Непрост и нелегок творческий путь Лихоносова от простых, как беседа во время зимних сумерек в тепло натопленной избе, пахнущей тестом, березовыми дровами и сухой известью, «Брянских» к молитве о русской земле, о ее слове и грустноликих светлых певцах, которым как бы на роду написано задохнуться от восторженной любви к родине своей и неизбывной печали за нее, — к «Люблю тебя светло», где Лихоносов каким-то чудом сумел воедино слить слово и музыку, грусть и восторг, гордость и скорбь, жгучую современность и не менее жгучий исторический материал! Мне эта вещь, которой я так и не рискну подыскать жанровое определение, напоминает самую, быть может, пронзительную, самую национальную симфонию, написанную композитором, уже смертельно больным и потому озаренно чувствовавшим каждую уходящую минуту жизни, — Первую симфонию Калинникова. Думаю, что любовь к музыке и песне, прилипающая к душе сибиряка с малолетства и как бы всечасно звучащая в нем, помогла создать Лихоносову эту «звучную» вещь, и не только эту.
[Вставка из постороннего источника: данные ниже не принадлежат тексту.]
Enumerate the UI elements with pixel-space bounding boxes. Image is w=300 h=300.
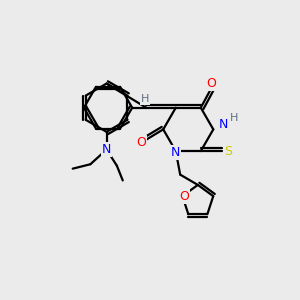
Text: N: N [102, 143, 111, 156]
Text: S: S [224, 145, 232, 158]
Text: O: O [136, 136, 146, 149]
Text: O: O [179, 190, 189, 202]
Text: N: N [170, 146, 180, 159]
Text: H: H [230, 113, 239, 123]
Text: O: O [206, 77, 216, 90]
Text: H: H [141, 94, 149, 104]
Text: N: N [219, 118, 228, 131]
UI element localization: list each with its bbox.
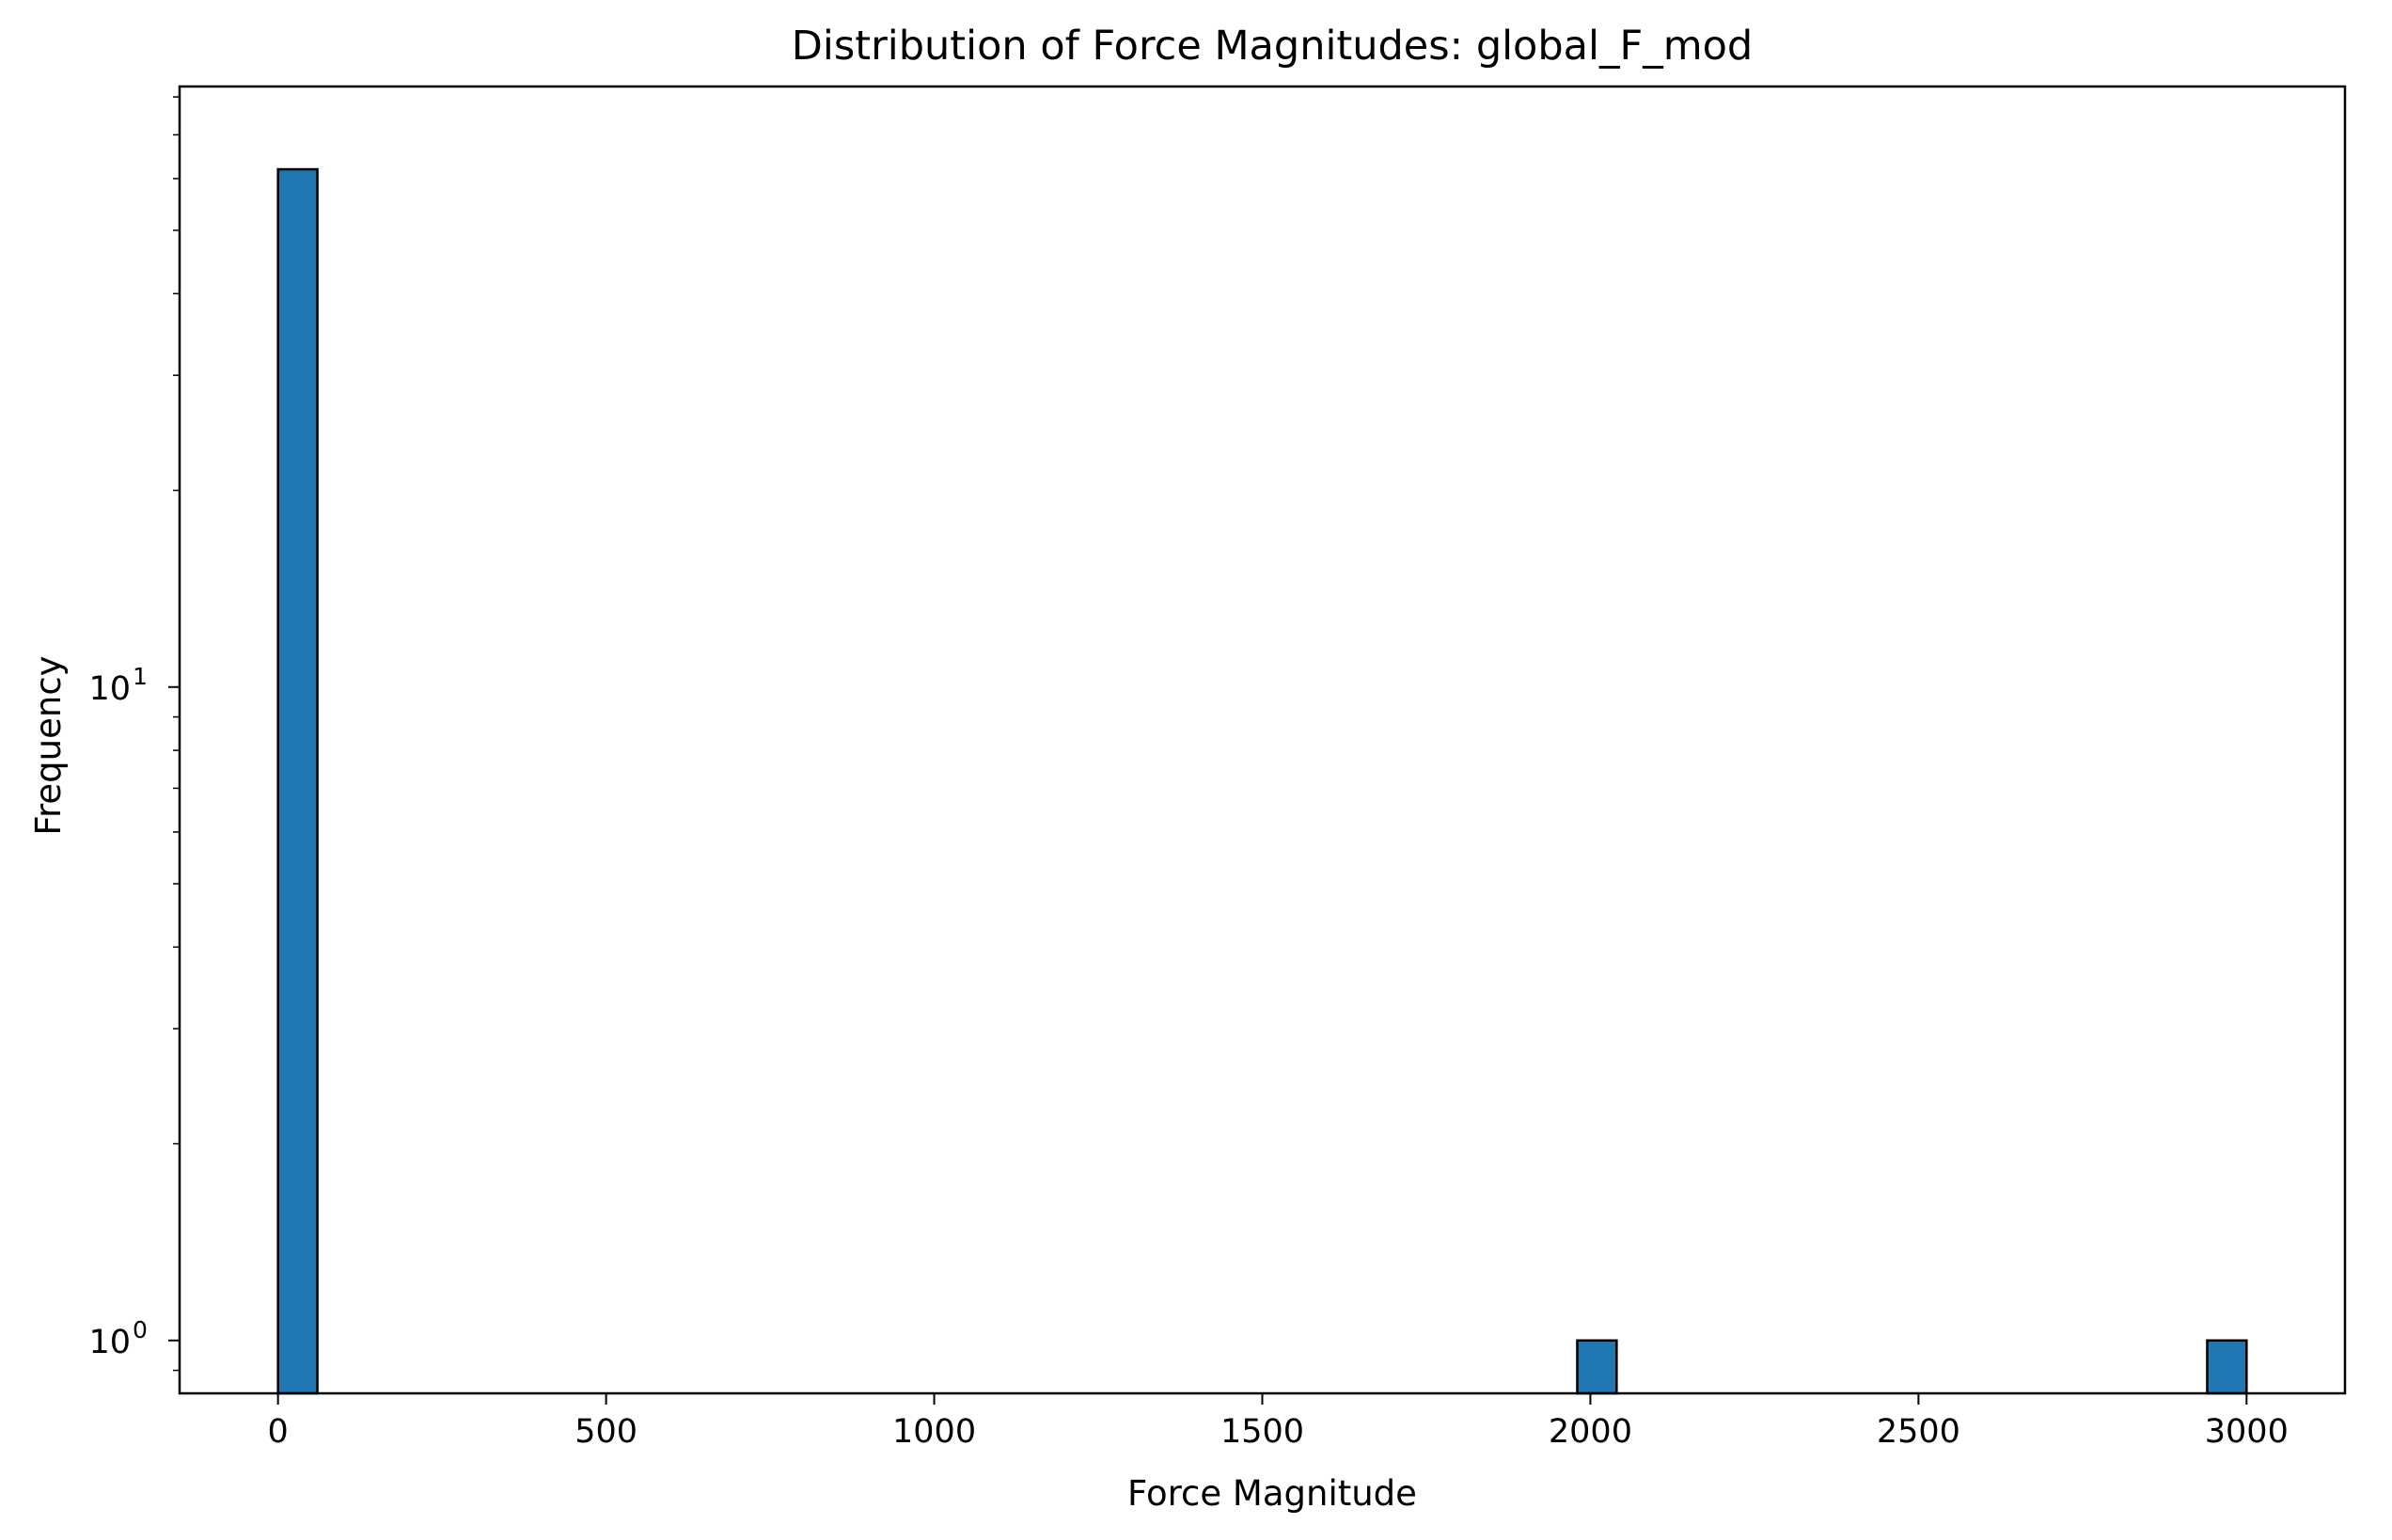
x-axis-label: Force Magnitude [1127,1473,1417,1514]
x-tick-label-6: 3000 [2205,1413,2289,1451]
x-tick-label-3: 1500 [1220,1413,1304,1451]
chart-title: Distribution of Force Magnitudes: global… [792,23,1753,70]
x-tick-label-1: 500 [574,1413,637,1451]
x-tick-label-5: 2500 [1877,1413,1960,1451]
y-tick-label-1: 10 [88,670,131,708]
y-tick-label-0: 10 [88,1324,131,1361]
histogram-bar-0 [276,167,319,1395]
y-tick-label-exponent-1: 1 [133,663,148,690]
x-tick-label-2: 1000 [892,1413,976,1451]
bars-group [276,167,2248,1395]
plot-frame [178,85,2347,1395]
x-tick-label-0: 0 [268,1413,289,1451]
y-axis-label: Frequency [28,655,69,835]
histogram-bar-1 [1576,1339,1618,1395]
y-tick-label-exponent-0: 0 [133,1316,148,1344]
histogram-bar-2 [2206,1339,2248,1395]
x-axis-ticks: 0 500 1000 1500 2000 2500 3000 [268,1393,2289,1451]
x-tick-label-4: 2000 [1549,1413,1632,1451]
Следом за «Люблю тебя светло» появилась «Осень в Тамани». Это вроде «то же», что «Люблю тебя светло», да не «так же». И мелодия и строй новой вещи иные, но мысль, скрепляющая как бы «парящий над землею», свободный от литературных условностей сюжет, все та же мысль о непрерывности жизни, о скоротечном и в то же время беспредельном ее движении и глубине, доступная, может быть, лишь высшим и тончайшим созданиям природы — ее певцам. Среди них самому пространственному, самому «космическому» поэту Михаилу Лермонтову дано было заглянуть в такие неизмеримые бездны мироздания и человеческой души, что он содрогнулся дару, ему открывшемуся, измучен был им и погублен, как гибнет иной раз соловей от собственной песни, как вянет цветок, преодолевший силу корня, надсаженный собственной тяжестью и красотой.